The wildest Toyota since the last of the Celica GT-4 rally specials will hit Australia in November with a sub-$40,000 starting price.
The GR Yaris is a proper pocket rocket with 200 kiloWatts of power, a thrusting 370 Newton-metres of torque, a weight of just 1280 kilograms and a 0-100km/h sprint time of 5.2 seconds.
The car is a direct spin-off from Toyota’s winning work in the World Rally Championship, starting with its unique three-door hatchback body and all-wheel drive, and will be campaigned in Australia in 2021 by Harry and Lewis Bates.
The best thing about the GR Yaris, in sharp contrast to the 44 per cent increase in the showroom sticker for the basic Yaris hatch, is a subsidised starting price of $39,950 including on-road costs.
Toyota Australia is splashing around $10 million on the Gazoo Racing headliner, spending the money on everything from the launch pricing to ownership packages and the ARC competition program.
The $39,950 pricetag will apply to the first 1000 cars sold in Australia, after which Toyota Australia says the showroom sticker will be $49,500, not including on-roads.
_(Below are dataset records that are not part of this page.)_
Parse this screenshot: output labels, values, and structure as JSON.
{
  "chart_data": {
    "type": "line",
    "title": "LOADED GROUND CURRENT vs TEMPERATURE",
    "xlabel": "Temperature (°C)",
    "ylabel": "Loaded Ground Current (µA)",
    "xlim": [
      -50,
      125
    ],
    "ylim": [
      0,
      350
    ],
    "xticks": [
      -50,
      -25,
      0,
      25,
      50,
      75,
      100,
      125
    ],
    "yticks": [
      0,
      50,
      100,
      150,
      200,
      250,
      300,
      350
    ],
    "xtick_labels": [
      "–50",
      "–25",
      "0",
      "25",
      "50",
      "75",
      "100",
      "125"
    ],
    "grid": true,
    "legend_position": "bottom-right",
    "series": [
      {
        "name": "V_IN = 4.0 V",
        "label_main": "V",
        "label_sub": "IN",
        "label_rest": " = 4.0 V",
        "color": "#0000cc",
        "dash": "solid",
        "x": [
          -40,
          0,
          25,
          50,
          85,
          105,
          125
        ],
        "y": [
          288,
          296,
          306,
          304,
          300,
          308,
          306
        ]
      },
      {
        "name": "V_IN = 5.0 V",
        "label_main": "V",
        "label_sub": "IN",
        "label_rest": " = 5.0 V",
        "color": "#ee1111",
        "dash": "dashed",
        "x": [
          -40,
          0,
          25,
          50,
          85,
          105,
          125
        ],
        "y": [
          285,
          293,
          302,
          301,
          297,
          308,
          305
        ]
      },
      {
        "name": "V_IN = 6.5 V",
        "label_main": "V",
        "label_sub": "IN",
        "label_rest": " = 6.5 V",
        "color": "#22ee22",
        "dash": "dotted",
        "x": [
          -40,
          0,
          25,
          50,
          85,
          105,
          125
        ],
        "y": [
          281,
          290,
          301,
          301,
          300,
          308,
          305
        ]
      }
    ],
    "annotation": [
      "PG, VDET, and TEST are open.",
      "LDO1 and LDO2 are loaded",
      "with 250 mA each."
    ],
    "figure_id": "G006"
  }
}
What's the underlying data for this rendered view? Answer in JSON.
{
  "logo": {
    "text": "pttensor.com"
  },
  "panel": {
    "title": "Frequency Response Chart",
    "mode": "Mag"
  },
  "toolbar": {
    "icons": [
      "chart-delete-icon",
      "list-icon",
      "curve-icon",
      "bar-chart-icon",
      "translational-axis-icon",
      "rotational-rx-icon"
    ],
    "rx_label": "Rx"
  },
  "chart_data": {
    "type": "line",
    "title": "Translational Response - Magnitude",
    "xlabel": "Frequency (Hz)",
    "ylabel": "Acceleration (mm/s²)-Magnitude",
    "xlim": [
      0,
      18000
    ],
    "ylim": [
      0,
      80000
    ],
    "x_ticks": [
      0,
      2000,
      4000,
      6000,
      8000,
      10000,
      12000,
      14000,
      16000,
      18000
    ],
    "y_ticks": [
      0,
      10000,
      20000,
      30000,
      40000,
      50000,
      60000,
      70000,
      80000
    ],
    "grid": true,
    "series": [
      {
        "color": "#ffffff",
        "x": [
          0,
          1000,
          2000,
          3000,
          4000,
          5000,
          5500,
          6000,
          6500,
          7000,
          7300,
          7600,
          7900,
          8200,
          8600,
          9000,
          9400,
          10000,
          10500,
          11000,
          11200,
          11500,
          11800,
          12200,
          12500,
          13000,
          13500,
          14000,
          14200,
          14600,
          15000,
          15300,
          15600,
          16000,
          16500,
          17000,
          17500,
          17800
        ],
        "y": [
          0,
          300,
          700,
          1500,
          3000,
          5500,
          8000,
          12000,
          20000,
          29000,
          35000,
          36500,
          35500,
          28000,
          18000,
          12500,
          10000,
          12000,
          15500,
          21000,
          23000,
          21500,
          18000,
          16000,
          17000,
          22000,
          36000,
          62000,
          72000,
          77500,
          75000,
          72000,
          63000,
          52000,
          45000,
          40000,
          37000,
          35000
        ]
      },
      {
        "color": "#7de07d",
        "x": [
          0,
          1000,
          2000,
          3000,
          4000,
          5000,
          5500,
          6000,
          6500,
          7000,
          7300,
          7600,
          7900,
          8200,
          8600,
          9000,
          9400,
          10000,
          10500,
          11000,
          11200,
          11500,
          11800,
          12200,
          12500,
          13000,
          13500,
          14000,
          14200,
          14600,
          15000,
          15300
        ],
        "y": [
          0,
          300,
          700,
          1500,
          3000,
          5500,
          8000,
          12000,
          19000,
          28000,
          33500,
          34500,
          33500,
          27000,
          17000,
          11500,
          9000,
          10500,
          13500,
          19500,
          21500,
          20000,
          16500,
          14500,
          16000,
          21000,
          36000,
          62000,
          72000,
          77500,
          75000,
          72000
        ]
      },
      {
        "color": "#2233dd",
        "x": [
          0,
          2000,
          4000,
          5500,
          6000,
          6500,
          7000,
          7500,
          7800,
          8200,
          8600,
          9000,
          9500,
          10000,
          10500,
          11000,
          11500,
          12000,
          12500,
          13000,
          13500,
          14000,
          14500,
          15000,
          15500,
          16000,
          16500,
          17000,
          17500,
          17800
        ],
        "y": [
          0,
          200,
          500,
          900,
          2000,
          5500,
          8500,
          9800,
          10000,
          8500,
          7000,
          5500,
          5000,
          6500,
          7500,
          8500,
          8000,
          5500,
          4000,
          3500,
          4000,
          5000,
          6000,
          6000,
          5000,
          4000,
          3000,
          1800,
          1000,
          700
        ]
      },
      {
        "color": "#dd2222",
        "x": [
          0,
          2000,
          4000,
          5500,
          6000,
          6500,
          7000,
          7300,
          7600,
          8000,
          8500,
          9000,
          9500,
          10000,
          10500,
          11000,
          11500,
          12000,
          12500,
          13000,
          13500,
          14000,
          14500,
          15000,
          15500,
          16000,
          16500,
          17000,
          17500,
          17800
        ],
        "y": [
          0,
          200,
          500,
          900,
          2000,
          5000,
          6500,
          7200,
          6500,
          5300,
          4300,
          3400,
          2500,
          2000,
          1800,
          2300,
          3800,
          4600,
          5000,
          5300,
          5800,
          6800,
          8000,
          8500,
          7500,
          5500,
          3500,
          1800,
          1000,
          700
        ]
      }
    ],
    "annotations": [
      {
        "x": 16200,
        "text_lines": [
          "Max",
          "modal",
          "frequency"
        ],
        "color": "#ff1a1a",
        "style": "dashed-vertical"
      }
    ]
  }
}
But there will also be an even-hotter model, the Rallye, picking up the parts from the Performance Pack – track-tuned suspension, front and rear Torsen limited-slip differentials, 18-inch BBS alloys and Michelin Pilot Sport 4S tyres – to follow sometime in 2021. With the emphasis currently on the starter car, and not the limited run of 250 Rallye models, Toyota is not talking about a price.
But it is happy to trumpet a car which finally gives it proper sporting credentials and has a Toyota heritage, unlike the Supra which is a re-bodied and re-badged BMW Z4.
“GR Yaris is 100 per cent Toyota. It has the heart and soul of a rally car,” says the marketing vice-president of Toyota Australia, Sean Hanley.
“In the pats we would take a production car and adapt it to motorsport. This GR Yaris is slightly different … the first model to reverse that process.”
It’s also the genuine launchpad for the Gazoo Racing sub-brand, again unlike the Supra, and is intended to bring new and younger buyers to Brand T.
“We definitely want this GR brand to be as well known in Australia as it is in Europe and Japan,” says Hanley.
“It’s a very powerful message from Toyota and our GR direction going forward. We’re preparing to take the next step.”
The obvious historical rival to the GR Yaris is the Subaru WRC, but Hanley sees it more as competitor to the Honda Civic Type R, Renault Megane RS and Volkswagen Golf R.
“It is the most affordable pure performance car on the Australian market,” says Hanley.
Toyota Australia will be taking orders for the car from next Wednesday, September 23, and there will even be a 20-cent fuel subsidy for the earliest adopters.